Long-context retrieval: Finding a specific fact in a 100K-token context is harder than it sounds (the “lost in the middle” problem).

The 2025–2026 Frontier

The frontier is moving fast. Key developments:

Reasoning Models: OpenAI o3, Gemini 2.0 Flash Thinking, and Claude 3.7 Sonnet all use extended “thinking” before answering — generating internal chain-of-thought tokens not shown to the user. Dramatically better at math, science, and multi-step logic.

Multimodal LLMs: GPT-4o, Claude 3.5, and Gemini 1.5 all natively understand images, PDFs, and in some cases audio. The distinction between “language model” and “foundation model” is blurring.

Small but Mighty: Phi-4 (14B), Gemma 3 (9B), and LLaMA 3.2 (3B) are showing that instruction-tuned small models on high-quality data can match earlier large models on many tasks.

Open Source Catching Up: As of 2025, open-source models (LLaMA 3.1 405B, Qwen 2.5 72B, Mistral Large) are competitive with or better than GPT-3.5 on most benchmarks, and approaching GPT-4 on specialized tasks.

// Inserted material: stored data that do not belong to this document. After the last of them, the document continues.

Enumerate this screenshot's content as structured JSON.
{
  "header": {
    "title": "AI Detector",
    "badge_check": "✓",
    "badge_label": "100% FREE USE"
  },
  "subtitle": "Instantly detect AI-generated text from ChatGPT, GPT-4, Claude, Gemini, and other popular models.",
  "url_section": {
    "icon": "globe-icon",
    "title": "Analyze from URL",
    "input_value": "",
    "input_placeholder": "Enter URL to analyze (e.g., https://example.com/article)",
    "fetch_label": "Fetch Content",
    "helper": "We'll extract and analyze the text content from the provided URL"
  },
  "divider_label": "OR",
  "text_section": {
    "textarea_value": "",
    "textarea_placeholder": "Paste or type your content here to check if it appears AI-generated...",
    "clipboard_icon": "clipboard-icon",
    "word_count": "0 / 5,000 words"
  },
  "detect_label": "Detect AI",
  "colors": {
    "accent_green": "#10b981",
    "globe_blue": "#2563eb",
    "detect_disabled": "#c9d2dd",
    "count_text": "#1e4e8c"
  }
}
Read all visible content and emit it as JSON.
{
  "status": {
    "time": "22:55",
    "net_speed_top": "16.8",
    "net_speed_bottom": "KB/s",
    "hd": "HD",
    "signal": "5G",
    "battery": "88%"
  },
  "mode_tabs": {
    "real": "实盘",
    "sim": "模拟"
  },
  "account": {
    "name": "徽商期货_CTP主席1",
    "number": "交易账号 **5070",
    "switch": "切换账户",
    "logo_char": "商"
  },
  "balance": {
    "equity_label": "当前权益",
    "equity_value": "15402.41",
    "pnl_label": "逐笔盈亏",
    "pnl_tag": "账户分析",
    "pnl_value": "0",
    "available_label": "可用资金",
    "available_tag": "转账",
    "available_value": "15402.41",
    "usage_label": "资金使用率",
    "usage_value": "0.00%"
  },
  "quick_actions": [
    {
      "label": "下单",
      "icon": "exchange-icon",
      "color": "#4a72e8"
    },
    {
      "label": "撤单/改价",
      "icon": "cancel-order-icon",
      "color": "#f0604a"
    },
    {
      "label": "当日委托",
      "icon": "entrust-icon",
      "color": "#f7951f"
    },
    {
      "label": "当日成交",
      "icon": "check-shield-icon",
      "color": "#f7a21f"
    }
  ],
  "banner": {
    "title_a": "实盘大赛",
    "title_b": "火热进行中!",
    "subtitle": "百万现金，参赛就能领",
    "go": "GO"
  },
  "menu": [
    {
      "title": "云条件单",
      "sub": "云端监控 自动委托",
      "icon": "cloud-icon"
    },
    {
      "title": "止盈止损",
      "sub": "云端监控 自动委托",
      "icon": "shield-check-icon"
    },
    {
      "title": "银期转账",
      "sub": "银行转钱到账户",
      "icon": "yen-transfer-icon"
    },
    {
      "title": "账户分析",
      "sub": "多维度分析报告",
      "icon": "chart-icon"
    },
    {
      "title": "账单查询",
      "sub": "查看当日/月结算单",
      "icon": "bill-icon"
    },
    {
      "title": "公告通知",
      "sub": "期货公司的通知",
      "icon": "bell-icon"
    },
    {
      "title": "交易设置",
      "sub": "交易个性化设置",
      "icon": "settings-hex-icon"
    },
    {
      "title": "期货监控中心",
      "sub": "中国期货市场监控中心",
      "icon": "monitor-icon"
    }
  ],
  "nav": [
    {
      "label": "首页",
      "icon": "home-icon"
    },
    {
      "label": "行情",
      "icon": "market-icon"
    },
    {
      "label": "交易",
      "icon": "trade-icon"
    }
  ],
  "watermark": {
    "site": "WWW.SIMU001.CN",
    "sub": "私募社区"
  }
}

Picking the Right LLM for Your Use Case

Need low latency + low cost?      → Gemini Flash, Claude Haiku, LLaMA 3.1 8B
Need best reasoning?              → o3, Claude 3.7 Sonnet, Gemini 2.0 Pro
Need very long context?           → Gemini 1.5 Pro (1M), Claude 3.5 (200K)
Need to run locally?              → LLaMA 3.2, Mistral 7B, Phi-4
Need best code generation?        → GPT-4o, Claude 3.5 Sonnet, DeepSeek-Coder-V2
Need multilingual?                → Qwen 2.5, Aya (Cohere), mT5

No single model is best at everything. The right choice depends on your latency budget, cost per token, privacy requirements, and task type.